The aim was to end up with around six big finishers nationwide. This would lead to further savings in processing. Silver Fern was now a partner. "If we can turn up to them with 300 to 500 thousand lambs, those are lambs they don't have to worry about going to the market for. It underwrites a proportion of their kill every week. That's valuable to them." Most farmers weren't driving production hard enough.
Three areas stood out where improvements could be made - raise lambing percentages to around 165 per cent, lift weaning weights to as high as 36kg and drop wastage from culls and deaths to 22 per cent. "We really have to make substantial improvements in our value chain. As an industry we've got to sort our marketing, our processing sector and there's plans afoot to do that," he said, referring to the Silver Fern-PGG Wrightson merger. "I suggest we get in behind that by committing our supply to it.
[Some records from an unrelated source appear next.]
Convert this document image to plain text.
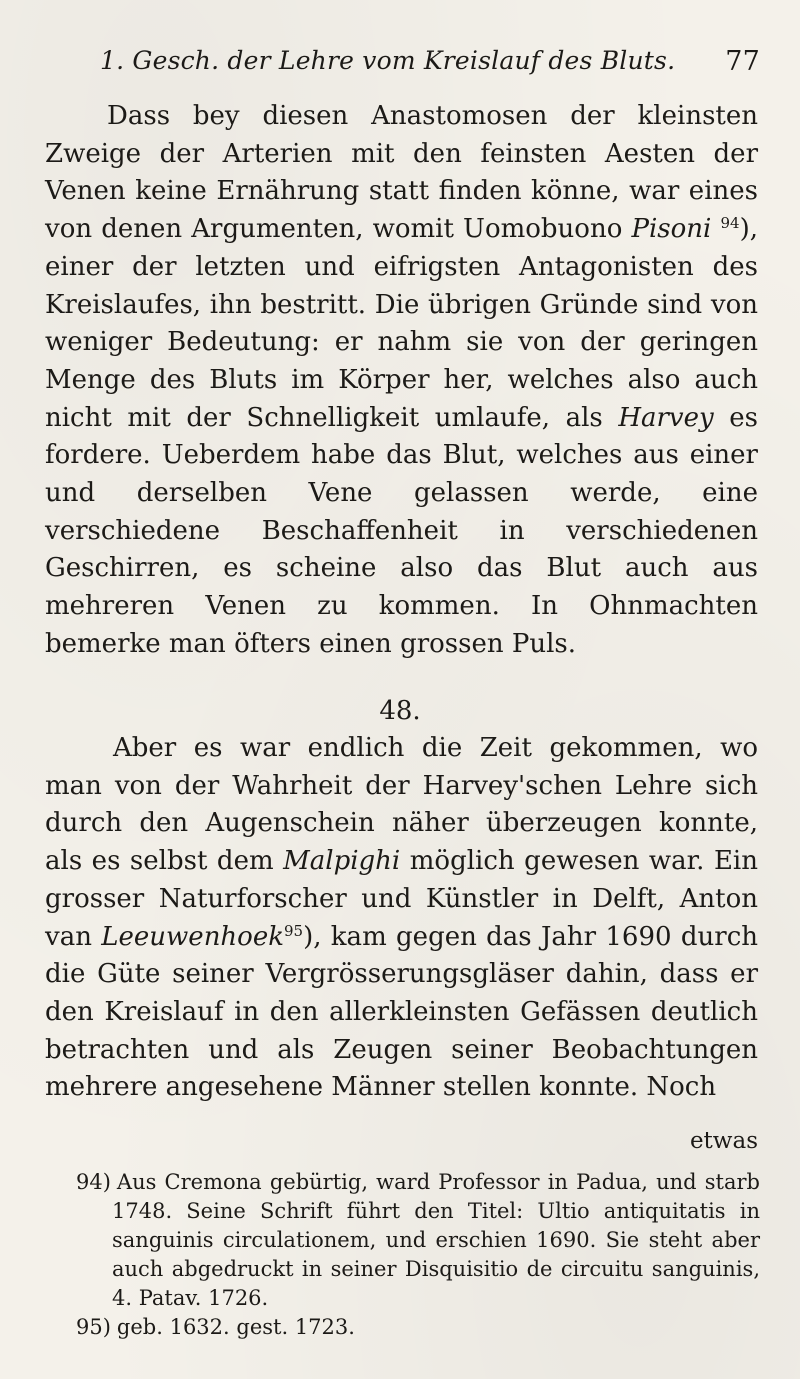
1. Gesch. der Lehre vom Kreislauf des Bluts. 77

Dass bey diesen Anastomosen der kleinsten Zweige der Arterien mit den feinsten Aesten der Venen keine Ernährung statt finden könne, war eines von denen Argumenten, womit Uomobuono Pisoni $^{94}$), einer der letzten und eifrigsten Antagonisten des Kreislaufes, ihn bestritt. Die übrigen Gründe sind von weniger Bedeutung: er nahm sie von der geringen Menge des Bluts im Körper her, welches also auch nicht mit der Schnelligkeit umlaufe, als Harvey es fordere. Ueberdem habe das Blut, welches aus einer und derselben Vene gelassen werde, eine verschiedene Beschaffenheit in verschiedenen Geschirren, es scheine also das Blut auch aus mehreren Venen zu kommen. In Ohnmachten bemerke man öfters einen grossen Puls.

48.

Aber es war endlich die Zeit gekommen, wo man von der Wahrheit der Harvey'schen Lehre sich durch den Augenschein näher überzeugen konnte, als es selbst dem Malpighi möglich gewesen war. Ein grosser Naturforscher und Künstler in Delft, Anton van Leeuwenhoek$^{95}$), kam gegen das Jahr 1690 durch die Güte seiner Vergrösserungsgläser dahin, dass er den Kreislauf in den allerkleinsten Gefässen deutlich betrachten und als Zeugen seiner Beobachtungen mehrere angesehene Männer stellen konnte. Noch

etwas

94) Aus Cremona gebürtig, ward Professor in Padua, und starb 1748. Seine Schrift führt den Titel: Ultio antiquitatis in sanguinis circulationem, und erschien 1690. Sie steht aber auch abgedruckt in seiner Disquisitio de circuitu sanguinis, 4. Patav. 1726.

95) geb. 1632. gest. 1723.
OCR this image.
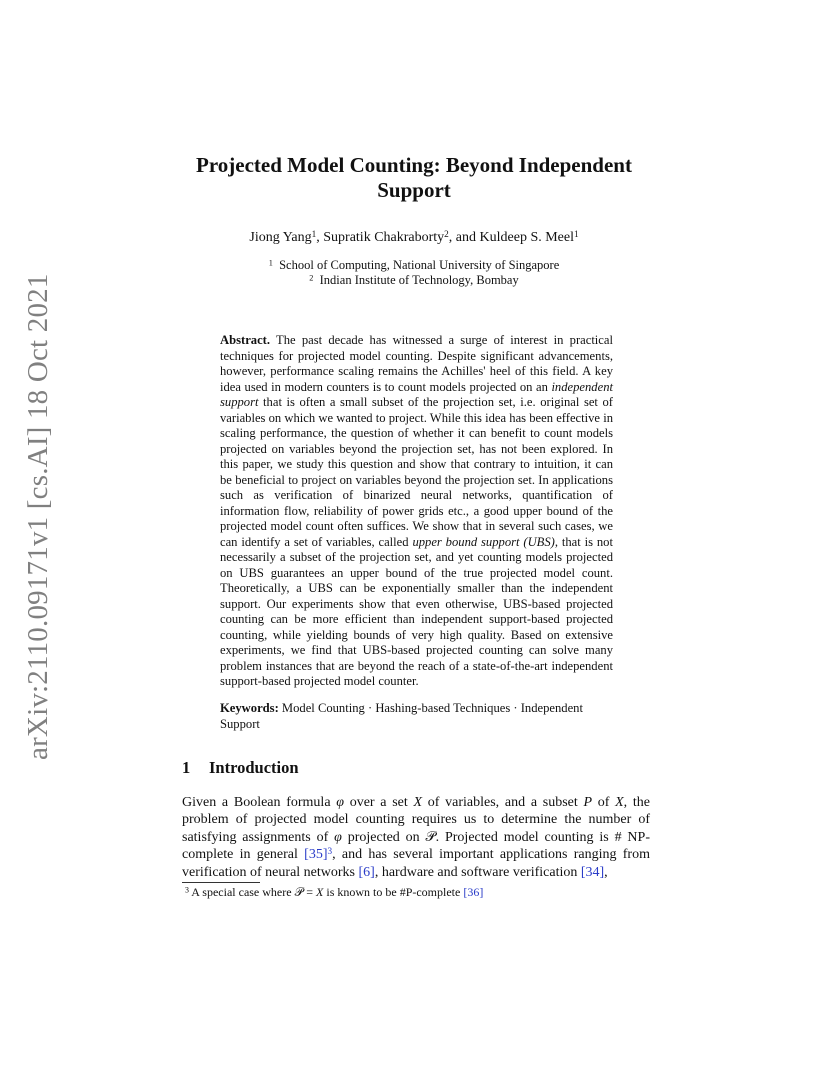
arXiv:2110.09171v1 [cs.AI] 18 Oct 2021
Projected Model Counting: Beyond Independent
Support
Jiong Yang$^1$, Supratik Chakraborty$^2$, and Kuldeep S. Meel$^1$
$^1$ School of Computing, National University of Singapore
$^2$ Indian Institute of Technology, Bombay
Abstract. The past decade has witnessed a surge of interest in practical techniques for projected model counting. Despite significant advancements, however, performance scaling remains the Achilles' heel of this field. A key idea used in modern counters is to count models projected on an independent support that is often a small subset of the projection set, i.e. original set of variables on which we wanted to project. While this idea has been effective in scaling performance, the question of whether it can benefit to count models projected on variables beyond the projection set, has not been explored. In this paper, we study this question and show that contrary to intuition, it can be beneficial to project on variables beyond the projection set. In applications such as verification of binarized neural networks, quantification of information flow, reliability of power grids etc., a good upper bound of the projected model count often suffices. We show that in several such cases, we can identify a set of variables, called upper bound support (UBS), that is not necessarily a subset of the projection set, and yet counting models projected on UBS guarantees an upper bound of the true projected model count. Theoretically, a UBS can be exponentially smaller than the independent support. Our experiments show that even otherwise, UBS-based projected counting can be more efficient than independent support-based projected counting, while yielding bounds of very high quality. Based on extensive experiments, we find that UBS-based projected counting can solve many problem instances that are beyond the reach of a state-of-the-art independent support-based projected model counter.
Keywords: Model Counting · Hashing-based Techniques · Independent Support
1 Introduction
Given a Boolean formula φ over a set X of variables, and a subset P of X, the problem of projected model counting requires us to determine the number of satisfying assignments of φ projected on 𝒫. Projected model counting is # NP-complete in general [35]$^3$, and has several important applications ranging from verification of neural networks [6], hardware and software verification [34],
$^3$ A special case where 𝒫 = X is known to be #P-complete [36]
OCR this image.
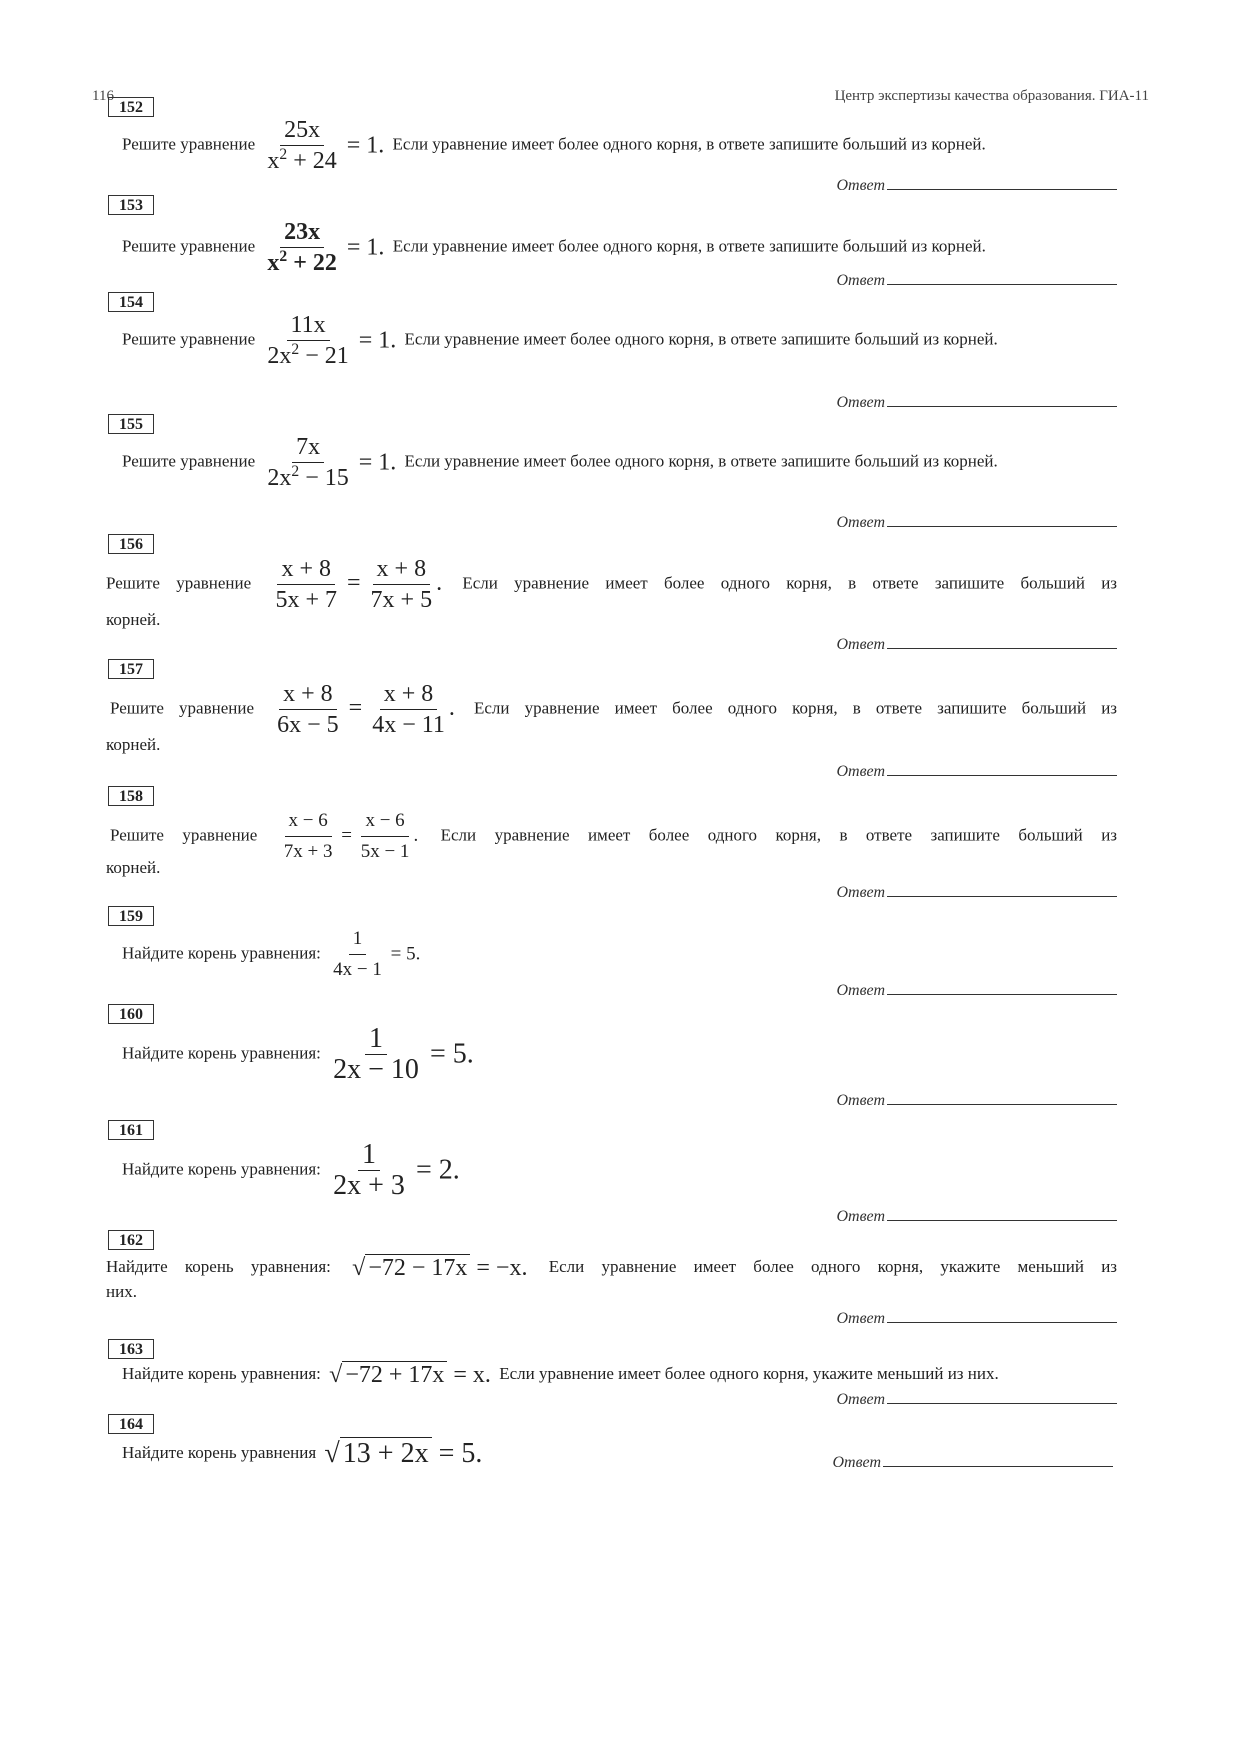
116	Центр экспертизы качества образования. ГИА-11
152
Решите уравнение $\frac{25x}{x^2 + 24} = 1$. Если уравнение имеет более одного корня, в ответе запишите больший из корней.
Ответ
153
Решите уравнение $\frac{23x}{x^2 + 22} = 1$. Если уравнение имеет более одного корня, в ответе запишите больший из корней.
Ответ
154
Решите уравнение $\frac{11x}{2x^2 - 21} = 1$. Если уравнение имеет более одного корня, в ответе запишите больший из корней.
Ответ
155
Решите уравнение $\frac{7x}{2x^2 - 15} = 1$. Если уравнение имеет более одного корня, в ответе запишите больший из корней.
Ответ
156
Решите уравнение $\frac{x + 8}{5x + 7} = \frac{x + 8}{7x + 5}$ . Если уравнение имеет более одного корня, в ответе запишите больший из
корней.
Ответ
157
Решите уравнение $\frac{x + 8}{6x - 5} = \frac{x + 8}{4x - 11}$ . Если уравнение имеет более одного корня, в ответе запишите больший из
корней.
Ответ
158
Решите уравнение $\frac{x - 6}{7x + 3} = \frac{x - 6}{5x - 1}$ . Если уравнение имеет более одного корня, в ответе запишите больший из
корней.
Ответ
159
Найдите корень уравнения: $\frac{1}{4x - 1} = 5$.
Ответ
160
Найдите корень уравнения: $\frac{1}{2x - 10} = 5$.
Ответ
161
Найдите корень уравнения: $\frac{1}{2x + 3} = 2$.
Ответ
162
Найдите корень уравнения: √ −72 − 17x = −x. Если уравнение имеет более одного корня, укажите меньший из
них.
Ответ
163
Найдите корень уравнения: √ −72 + 17x = x. Если уравнение имеет более одного корня, укажите меньший из них.
Ответ
164
Найдите корень уравнения √ 13 + 2x = 5.	Ответ
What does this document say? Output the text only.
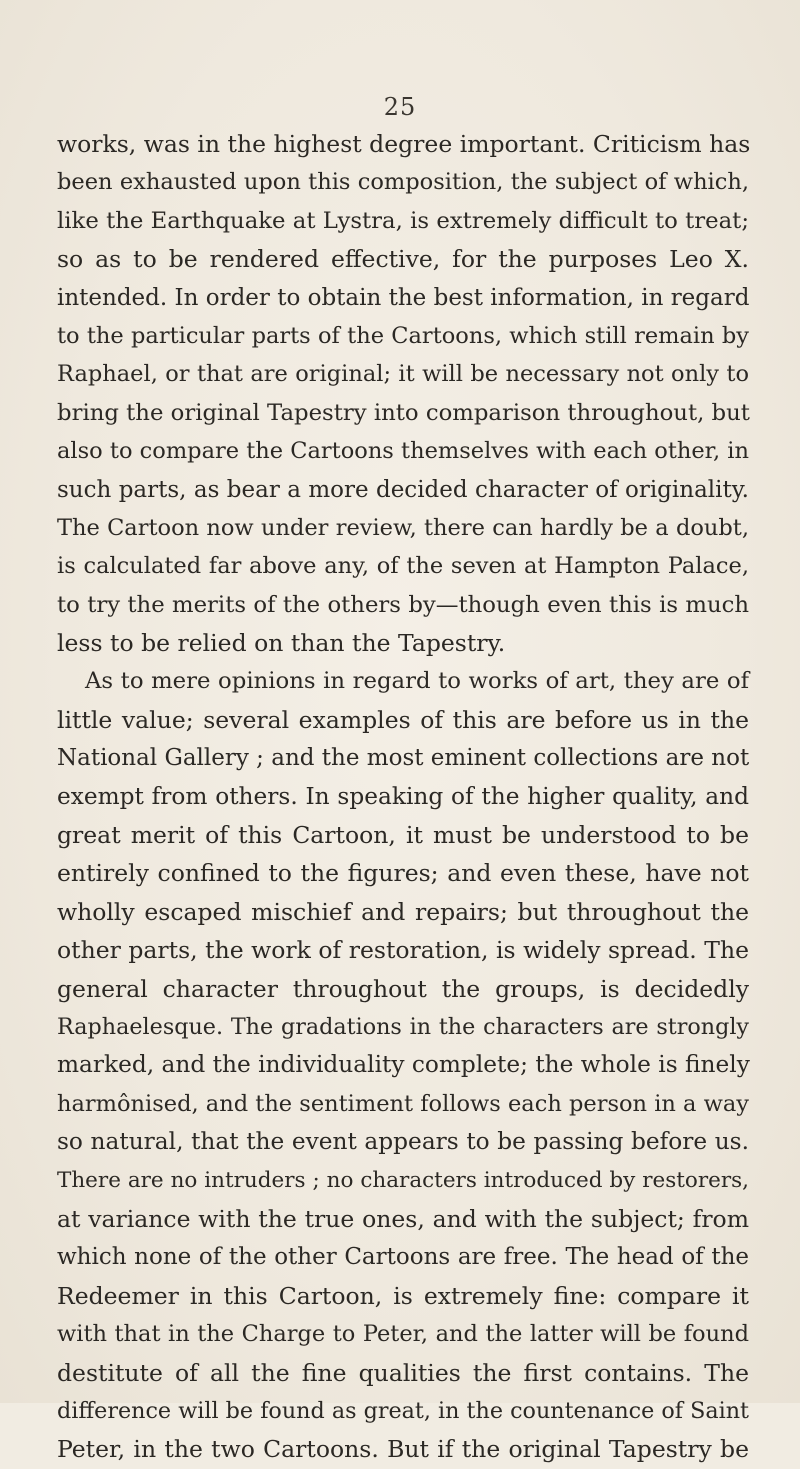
25
works, was in the highest degree important. Criticism has
been exhausted upon this composition, the subject of which,
like the Earthquake at Lystra, is extremely difficult to treat;
so as to be rendered effective, for the purposes Leo X.
intended. In order to obtain the best information, in regard
to the particular parts of the Cartoons, which still remain by
Raphael, or that are original; it will be necessary not only to
bring the original Tapestry into comparison throughout, but
also to compare the Cartoons themselves with each other, in
such parts, as bear a more decided character of originality.
The Cartoon now under review, there can hardly be a doubt,
is calculated far above any, of the seven at Hampton Palace,
to try the merits of the others by—though even this is much
less to be relied on than the Tapestry.
As to mere opinions in regard to works of art, they are of
little value; several examples of this are before us in the
National Gallery ; and the most eminent collections are not
exempt from others. In speaking of the higher quality, and
great merit of this Cartoon, it must be understood to be
entirely confined to the figures; and even these, have not
wholly escaped mischief and repairs; but throughout the
other parts, the work of restoration, is widely spread. The
general character throughout the groups, is decidedly
Raphaelesque. The gradations in the characters are strongly
marked, and the individuality complete; the whole is finely
harmônised, and the sentiment follows each person in a way
so natural, that the event appears to be passing before us.
There are no intruders ; no characters introduced by restorers,
at variance with the true ones, and with the subject; from
which none of the other Cartoons are free. The head of the
Redeemer in this Cartoon, is extremely fine: compare it
with that in the Charge to Peter, and the latter will be found
destitute of all the fine qualities the first contains. The
difference will be found as great, in the countenance of Saint
Peter, in the two Cartoons. But if the original Tapestry be
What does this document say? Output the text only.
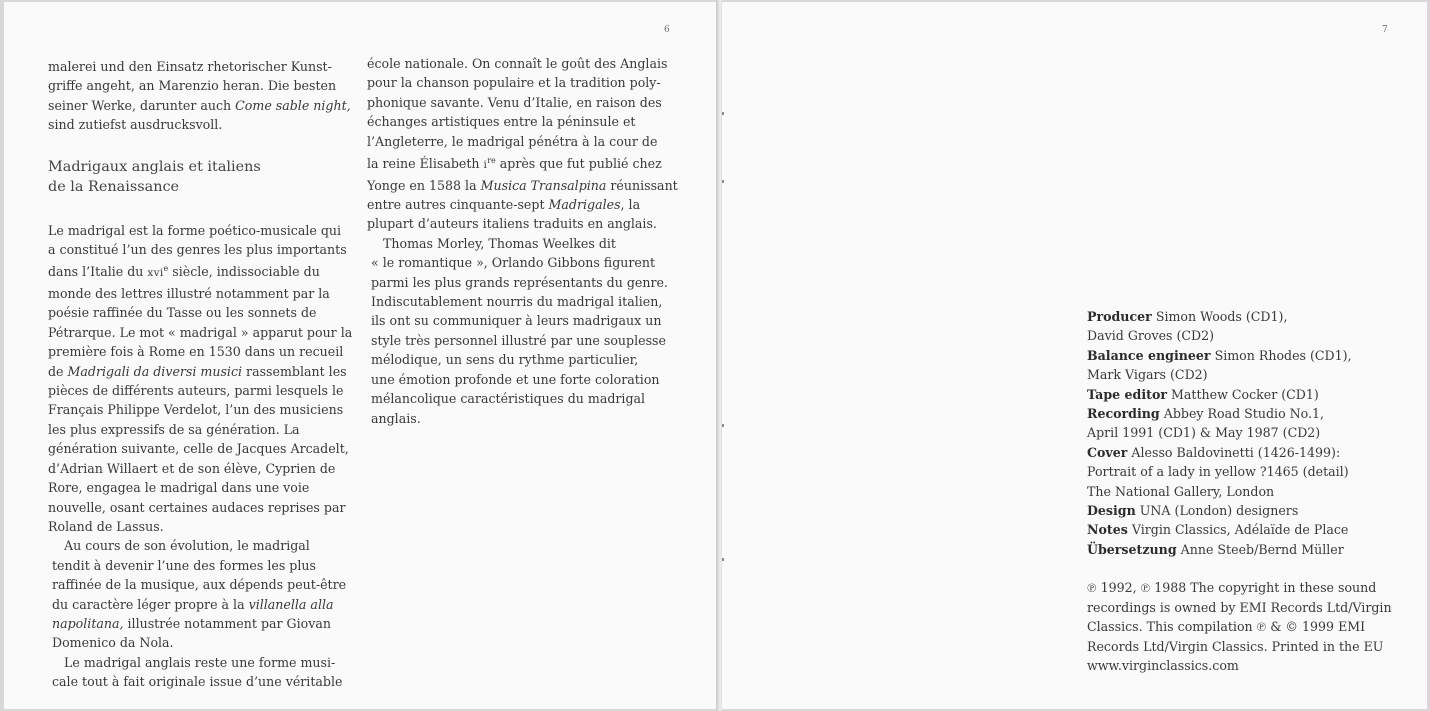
6

malerei und den Einsatz rhetorischer Kunst-

griffe angeht, an Marenzio heran. Die besten

seiner Werke, darunter auch Come sable night,

sind zutiefst ausdrucksvoll.

Madrigaux anglais et italiens

de la Renaissance

Le madrigal est la forme poético-musicale qui

a constitué l’un des genres les plus importants

dans l’Italie du xvi$^e$ siècle, indissociable du

monde des lettres illustré notamment par la

poésie raffinée du Tasse ou les sonnets de

Pétrarque. Le mot « madrigal » apparut pour la

première fois à Rome en 1530 dans un recueil

de Madrigali da diversi musici rassemblant les

pièces de différents auteurs, parmi lesquels le

Français Philippe Verdelot, l’un des musiciens

les plus expressifs de sa génération. La

génération suivante, celle de Jacques Arcadelt,

d’Adrian Willaert et de son élève, Cyprien de

Rore, engagea le madrigal dans une voie

nouvelle, osant certaines audaces reprises par

Roland de Lassus.

Au cours de son évolution, le madrigal

tendit à devenir l’une des formes les plus

raffinée de la musique, aux dépends peut-être

du caractère léger propre à la villanella alla

napolitana, illustrée notamment par Giovan

Domenico da Nola.

Le madrigal anglais reste une forme musi-

cale tout à fait originale issue d’une véritable

école nationale. On connaît le goût des Anglais

pour la chanson populaire et la tradition poly-

phonique savante. Venu d’Italie, en raison des

échanges artistiques entre la péninsule et

l’Angleterre, le madrigal pénétra à la cour de

la reine Élisabeth $i^{re}$ après que fut publié chez

Yonge en 1588 la Musica Transalpina réunissant

entre autres cinquante-sept Madrigales, la

plupart d’auteurs italiens traduits en anglais.

Thomas Morley, Thomas Weelkes dit

« le romantique », Orlando Gibbons figurent

parmi les plus grands représentants du genre.

Indiscutablement nourris du madrigal italien,

ils ont su communiquer à leurs madrigaux un

style très personnel illustré par une souplesse

mélodique, un sens du rythme particulier,

une émotion profonde et une forte coloration

mélancolique caractéristiques du madrigal

anglais.

7

Producer Simon Woods (CD1),

David Groves (CD2)

Balance engineer Simon Rhodes (CD1),

Mark Vigars (CD2)

Tape editor Matthew Cocker (CD1)

Recording Abbey Road Studio No.1,

April 1991 (CD1) & May 1987 (CD2)

Cover Alesso Baldovinetti (1426-1499):

Portrait of a lady in yellow ?1465 (detail)

The National Gallery, London

Design UNA (London) designers

Notes Virgin Classics, Adélaïde de Place

Übersetzung Anne Steeb/Bernd Müller

℗ 1992, ℗ 1988 The copyright in these sound

recordings is owned by EMI Records Ltd/Virgin

Classics. This compilation ℗ & © 1999 EMI

Records Ltd/Virgin Classics. Printed in the EU

www.virginclassics.com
But let's focus on what we can control behind the farmgate. We have to improve productivity. With a small ruminant there's a quantum lift we can make - through maximising our output through genetics, better feeding, a streamlined system and by monitoring our costs." Mr Absolom urged the farmers to take home the message of "moving forward together" and pass it on.
"It's on-farm, in the hill country breeding factory that is in our power to fix. If we can't manage that, we may as well give up now. "It's not about trying to do down the next guy. To really take advantage of the better times that are coming, we have to cooperate across breeds, across stock classes, right across the whole industry. We have to learn to trust one another."